The LUXXprofile explains an individual’s personality and can also clarify how, in this context, fear develops. In principle, every motive can trigger fear. This will happen when faced with a situation in which strong motives cannot be satisfied. I am highlighting different facets of fear by taking the motives SAFETY and SOCIAL ACCEPTANCE as examples.
Let me first explain the motives themselves: SAFETY describes the differences in the pursuit of a calm and secure life. Individuals with a high SAFETY motive will act foresightedly in order to avoid negative consequences. They usually prefer secure situations and rather pass on any thrill or danger. The motive SOCIAL ACCEPTANCE on the other hand, describes differences in the pursuit of acceptance and recognition. A high motive usually leads to apprehension of negative evaluation by others and a possible loss of face.

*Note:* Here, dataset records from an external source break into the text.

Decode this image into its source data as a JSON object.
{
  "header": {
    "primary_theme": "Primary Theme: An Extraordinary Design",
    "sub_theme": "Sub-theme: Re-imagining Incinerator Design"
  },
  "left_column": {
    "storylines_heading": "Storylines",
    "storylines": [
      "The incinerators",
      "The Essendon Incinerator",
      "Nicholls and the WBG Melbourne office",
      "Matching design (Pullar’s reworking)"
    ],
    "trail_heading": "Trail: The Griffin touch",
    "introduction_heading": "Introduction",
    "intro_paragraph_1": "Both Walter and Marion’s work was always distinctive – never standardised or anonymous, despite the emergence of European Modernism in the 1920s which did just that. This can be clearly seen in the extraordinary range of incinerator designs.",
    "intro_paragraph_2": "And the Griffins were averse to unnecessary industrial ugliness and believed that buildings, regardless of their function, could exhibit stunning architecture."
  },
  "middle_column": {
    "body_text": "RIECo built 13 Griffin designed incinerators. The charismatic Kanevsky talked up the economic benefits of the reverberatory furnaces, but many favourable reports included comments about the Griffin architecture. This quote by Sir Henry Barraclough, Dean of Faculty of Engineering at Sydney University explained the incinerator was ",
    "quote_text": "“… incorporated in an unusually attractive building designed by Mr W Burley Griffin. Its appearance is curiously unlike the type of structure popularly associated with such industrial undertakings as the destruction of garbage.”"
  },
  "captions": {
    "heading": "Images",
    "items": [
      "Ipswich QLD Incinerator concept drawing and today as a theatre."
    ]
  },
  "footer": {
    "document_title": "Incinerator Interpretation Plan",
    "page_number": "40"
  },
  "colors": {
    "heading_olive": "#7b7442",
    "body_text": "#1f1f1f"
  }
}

An example taken from workaday life: a project manager with a low SAFETY motive and high SOCIAL ACCEPTANCE is put in charge of an important and complex change project. During the project kickoff meeting his low SAFETY motive is immediately triggered as the project promises tension and challenge, both highly anticipated by the project managers for his satisfaction on the job. At the same time, he has doubts that stem from his inherent desire for SOCIAL ACCEPTANCE: “Am I good enough for this project? What impression will others have if I fail?” The project manager will do his utmost best in order to deliver a good project, striving to ‘reward’ his SOCIAL ACCEPTANCE motive.
For the project manager himself this state of seemingly conflicting emotions – fear and concurrent absence of fear – may be incomprehensible. With one glance at his LUXXprofile the reasons for these emotions become obvious and the coach will be able to clarify the confusion during the assessment discussion.
The project manager has a strong desire for SOCIAL ACCEPTANCE and a weak desire for SAFETY. This is the reason he experiences fear as well as the absence of fear as he takes over responsibility for a challenging change project.
Conclusion: We are often bound by the limits of our language. The term fear does not differentiate between the concern of negative consequences or the worry about negative evaluation. The LUXXprofile allows us to precisely identify what fear means for the individual. And we can use this knowledge in a targeted way in order to achieve optimum performance.